Transcription by Kate Atkinson
Juliet Armstrong is a dissatisfied radio producer in a 1950s London that is recovering from the war as much as she is. During World War Two, Juliet was conscripted into service, transcribing conversations between an MI5 agent and a ring of suspected German sympathizers. The seemingly dull work quickly plunged Juliet into a treacherous world of code words and secret meetings where Juliet herself was sent into the field. These moments of intrigue and romance feel like a lifetime ago as Juliet trudges through her commute, her job and her new life. But as Juliet and the rest of London find ways to return to normal, her routine is upended by an encounter with a mysterious man from her past life.

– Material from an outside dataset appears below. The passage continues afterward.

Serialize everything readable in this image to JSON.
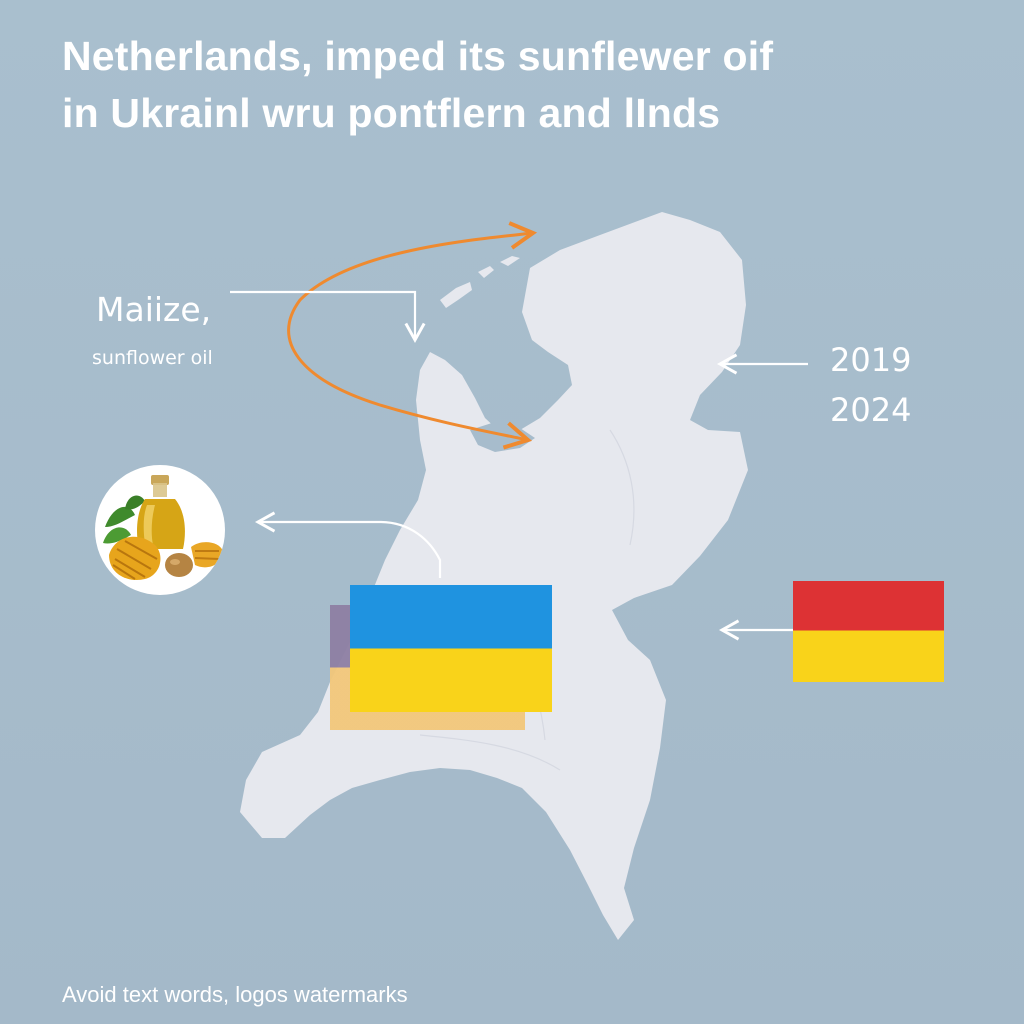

Haunted by the relationships and actions of her past and facing a very real threat in the present, Juliet cannot escape the repercussions of her work for the government. With no other choice, Juliet is quickly pulled back into the life of espionage she thought she’d left behind. Kate Atkinson’s latest novel brings mid-century London to life in a gripping tale of deception and consequences.
Well it is official! I am a Kate Atkinson fan! I now need to run out and buy all of her books. I am blown-away by the characters that she is able to create. Juliet Armstrong is one of the most read characters that I have ever read. She manages to be flawed but still likeable. She is very naive and she is all the more relatable because of that. It was interesting to see WWII from this perspective.
This is story less about the war itself and more about the people who are left behind and are trying to make sense out of their new reality. There was also moments of dry and witty humour throughout the story, which was refreshing. All of these characters can be very petty, selfish, and egotistic, which makes for an interesting dynamic.
There is a subplot involving a character named Perry that I will not go in to detail about because it will be a spoiler, but I really enjoyed it and found it to be interesting.
I enjoyed the fact that the story is told in three timelines, so we get to see Juliet in different times during her life, both during and after the war. I will say that I found that chapters that took place during the war to be much more fast-paced and interesting, but I think that the other timelines were needed to add more context to the story.
Transcription can be slow-paced, which I actually enjoy, but if you are looking for a spy novel with a lot of action this isn’t it. Juliet’s role as a spy is what she or I imagined.
“Choice, it seemed, was one of the first casualties of war.”
“It was the war, Juliet thought, remembering the photograph of the flamingo’s creased wife, it has made refugees of us all.”
“The world is a comedy to those that think; a tragedy to those that feel,”
Thank you to Penguin Random House Canada for sending me a copy of Transcription in exchange for an honest review.